W.Va. closes college town’s bars amid rising virus cases

Gov. Jim Justice

CHARLESTON, W.Va. (AP) — Two days after bars around West Virginia University were allowed to reopen, Gov. Jim Justice shut them down indefinitely Wednesday, citing crowds of unmasked students and an increase in positive coronavirus cases.

“Please, kids, we have got to bear down here,” Justice said at a news conference. “You are absolutely running the risk of killing somebody.”

Photos circulating on social media showed lines of people without masks outside of Morgantown bars as some businesses advertised “Taco Tuesday” specials. WVU started classes last week.

In a letter Wednesday, WVU President Gordon Gee said of the student gatherings, “To say that I am disappointed would be an understatement.”

He said students must make “the right choices” in order for the Morgantown campus to remain open during the pandemic.

“This is a critical moment for West Virginia University,” Gee said.

Justice initially ordered Monongalia County bars closed on July 13 and kept extending the order until allowing them to reopen on Monday.

“Right off the get-go, boom. We’ve got people standing on top of people,” Justice said. “We’ve got no masks, servers without masks.”

Monongalia County reported a total of 83 new positive cases Tuesday and Wednesday, its highest two-day counts since mid-July.

On Tuesday, West Virginia University reported 35 positive cases involving students, by far the highest total since a mandatory campus testing program began late last month. Justice said there are 29 positive cases involving campus fraternities and sororities.

According to state health statistics, 22% of all statewide positive cases are from the 20-to-29 age group, far more than any others.

As the state moves closer to the Sept. 8 opening of public schools, Justice announced that five staff members at Mingo Central High School and two at Point Pleasant Elementary had tested positive. Point Pleasant is pushing back its opening to Sept. 17.

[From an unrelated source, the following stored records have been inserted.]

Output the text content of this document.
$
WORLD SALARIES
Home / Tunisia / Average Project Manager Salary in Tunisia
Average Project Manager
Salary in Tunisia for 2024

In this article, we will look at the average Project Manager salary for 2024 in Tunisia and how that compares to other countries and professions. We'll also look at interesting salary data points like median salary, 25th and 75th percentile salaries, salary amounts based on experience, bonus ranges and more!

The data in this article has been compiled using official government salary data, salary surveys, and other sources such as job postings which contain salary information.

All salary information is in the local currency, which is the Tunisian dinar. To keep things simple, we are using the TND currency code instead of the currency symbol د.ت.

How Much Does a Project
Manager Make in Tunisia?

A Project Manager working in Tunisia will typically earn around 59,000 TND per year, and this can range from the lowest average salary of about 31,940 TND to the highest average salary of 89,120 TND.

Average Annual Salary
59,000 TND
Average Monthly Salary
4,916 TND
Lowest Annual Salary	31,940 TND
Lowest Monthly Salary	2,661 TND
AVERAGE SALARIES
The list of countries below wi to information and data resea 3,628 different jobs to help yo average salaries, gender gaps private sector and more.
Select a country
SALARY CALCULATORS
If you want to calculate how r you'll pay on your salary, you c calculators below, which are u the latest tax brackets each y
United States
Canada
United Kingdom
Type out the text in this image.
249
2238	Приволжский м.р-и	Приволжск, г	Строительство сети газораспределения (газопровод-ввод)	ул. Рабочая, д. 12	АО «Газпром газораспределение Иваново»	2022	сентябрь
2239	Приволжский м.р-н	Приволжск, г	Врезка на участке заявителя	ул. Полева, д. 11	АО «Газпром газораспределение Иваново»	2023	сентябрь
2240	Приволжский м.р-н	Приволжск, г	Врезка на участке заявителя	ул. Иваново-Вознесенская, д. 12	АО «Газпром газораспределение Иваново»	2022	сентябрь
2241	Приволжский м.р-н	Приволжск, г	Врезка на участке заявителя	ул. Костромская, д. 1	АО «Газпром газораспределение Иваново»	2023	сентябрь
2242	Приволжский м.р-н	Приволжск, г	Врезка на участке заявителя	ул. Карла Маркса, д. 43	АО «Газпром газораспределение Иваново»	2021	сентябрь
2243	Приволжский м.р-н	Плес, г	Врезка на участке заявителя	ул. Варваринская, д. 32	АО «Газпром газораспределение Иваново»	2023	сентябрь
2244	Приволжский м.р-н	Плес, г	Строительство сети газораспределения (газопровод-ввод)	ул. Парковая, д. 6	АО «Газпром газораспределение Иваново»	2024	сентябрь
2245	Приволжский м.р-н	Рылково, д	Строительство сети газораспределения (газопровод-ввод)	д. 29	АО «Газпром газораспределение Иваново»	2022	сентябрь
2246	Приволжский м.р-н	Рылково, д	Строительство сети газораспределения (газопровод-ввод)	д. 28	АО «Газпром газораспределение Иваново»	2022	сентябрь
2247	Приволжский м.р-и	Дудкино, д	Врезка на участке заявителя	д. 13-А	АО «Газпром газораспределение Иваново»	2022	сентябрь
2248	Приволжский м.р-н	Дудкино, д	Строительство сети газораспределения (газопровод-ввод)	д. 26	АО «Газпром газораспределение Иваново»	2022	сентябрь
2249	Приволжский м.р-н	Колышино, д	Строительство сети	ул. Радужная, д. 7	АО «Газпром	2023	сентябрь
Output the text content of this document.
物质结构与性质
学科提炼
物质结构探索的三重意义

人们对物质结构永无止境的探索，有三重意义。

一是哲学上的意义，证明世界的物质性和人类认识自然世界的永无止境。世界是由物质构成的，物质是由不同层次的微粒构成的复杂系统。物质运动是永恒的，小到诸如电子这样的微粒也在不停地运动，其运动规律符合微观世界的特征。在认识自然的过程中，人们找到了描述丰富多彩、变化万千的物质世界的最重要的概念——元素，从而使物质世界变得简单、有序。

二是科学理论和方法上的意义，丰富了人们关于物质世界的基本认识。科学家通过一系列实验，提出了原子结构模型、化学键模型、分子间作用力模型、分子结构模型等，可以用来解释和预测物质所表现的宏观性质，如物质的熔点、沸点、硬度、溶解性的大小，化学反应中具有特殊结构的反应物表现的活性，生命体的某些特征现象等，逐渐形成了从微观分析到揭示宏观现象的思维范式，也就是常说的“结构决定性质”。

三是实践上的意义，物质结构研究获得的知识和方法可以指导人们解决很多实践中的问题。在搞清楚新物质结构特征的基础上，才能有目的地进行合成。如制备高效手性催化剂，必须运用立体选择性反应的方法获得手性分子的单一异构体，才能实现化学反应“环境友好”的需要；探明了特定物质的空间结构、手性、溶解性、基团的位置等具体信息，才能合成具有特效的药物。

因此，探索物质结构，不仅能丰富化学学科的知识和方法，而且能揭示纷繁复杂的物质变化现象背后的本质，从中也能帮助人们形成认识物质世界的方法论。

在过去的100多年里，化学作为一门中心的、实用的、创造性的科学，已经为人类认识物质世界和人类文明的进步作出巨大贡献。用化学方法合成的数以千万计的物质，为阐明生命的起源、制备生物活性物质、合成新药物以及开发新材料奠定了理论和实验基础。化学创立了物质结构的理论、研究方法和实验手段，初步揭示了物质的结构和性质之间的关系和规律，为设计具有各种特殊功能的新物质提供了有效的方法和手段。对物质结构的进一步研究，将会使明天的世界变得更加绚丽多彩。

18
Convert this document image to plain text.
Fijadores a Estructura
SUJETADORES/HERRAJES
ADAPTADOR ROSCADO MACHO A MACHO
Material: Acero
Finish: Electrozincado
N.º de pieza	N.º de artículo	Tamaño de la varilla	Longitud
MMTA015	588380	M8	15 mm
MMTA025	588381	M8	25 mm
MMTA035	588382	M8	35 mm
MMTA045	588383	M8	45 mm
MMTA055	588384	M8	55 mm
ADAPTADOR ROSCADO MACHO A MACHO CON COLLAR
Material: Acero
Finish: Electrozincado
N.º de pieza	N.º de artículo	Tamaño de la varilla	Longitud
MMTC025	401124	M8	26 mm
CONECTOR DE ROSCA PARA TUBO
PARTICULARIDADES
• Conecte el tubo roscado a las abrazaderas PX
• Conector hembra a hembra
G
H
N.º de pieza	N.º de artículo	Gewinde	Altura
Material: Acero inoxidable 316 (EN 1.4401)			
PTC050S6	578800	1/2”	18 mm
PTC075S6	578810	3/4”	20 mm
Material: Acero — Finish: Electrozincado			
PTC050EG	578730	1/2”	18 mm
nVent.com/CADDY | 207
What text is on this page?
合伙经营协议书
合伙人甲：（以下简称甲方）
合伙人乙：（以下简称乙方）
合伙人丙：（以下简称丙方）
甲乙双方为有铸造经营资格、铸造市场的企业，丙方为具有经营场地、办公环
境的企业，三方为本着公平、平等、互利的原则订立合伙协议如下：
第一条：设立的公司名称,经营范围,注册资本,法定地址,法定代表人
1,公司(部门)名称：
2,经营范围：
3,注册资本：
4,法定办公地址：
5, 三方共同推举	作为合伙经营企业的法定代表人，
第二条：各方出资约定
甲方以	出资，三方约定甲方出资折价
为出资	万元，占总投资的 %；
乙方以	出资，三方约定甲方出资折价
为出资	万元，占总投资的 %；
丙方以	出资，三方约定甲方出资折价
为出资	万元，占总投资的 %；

American Federation of Teachers-West Virginia President Fred Albert said many teachers still need protective gear and some public school buildings lack adequate ventilation to prevent the virus from spreading.

Albert held a separate news conference with Democratic gubernatorial nominee Ben Salango, who said local officials want more clarity from Justice on reopening public schools.

“He hasn’t done enough to make our schools safe. This is not about politics,” Salango said.

Justice said the state has 2 million masks in its inventory, while state schools Superintendent Clayton Burch said individual county superintendents can contact the state with requests, including if they need cleaning supplies or personal protective equipment.

“It’s there,” Burch said. “We can get it to them.”

Despite an indoor mask mandate for public places issued July 6, daily positive cases statewide have skyrocketed since then, hitting a record 220 on Sunday.

The state announced eight more virus-related deaths Wednesday, pushing the total to at least 230. That’s up 98% since Aug. 1. Most of the deaths were of senior citizens.

The virus usually results in only mild to moderate symptoms, but is particularly dangerous for the elderly and people with other health problems. West Virginia has the nation’s third-oldest population, and more than 100 virus-related deaths have been at nursing homes.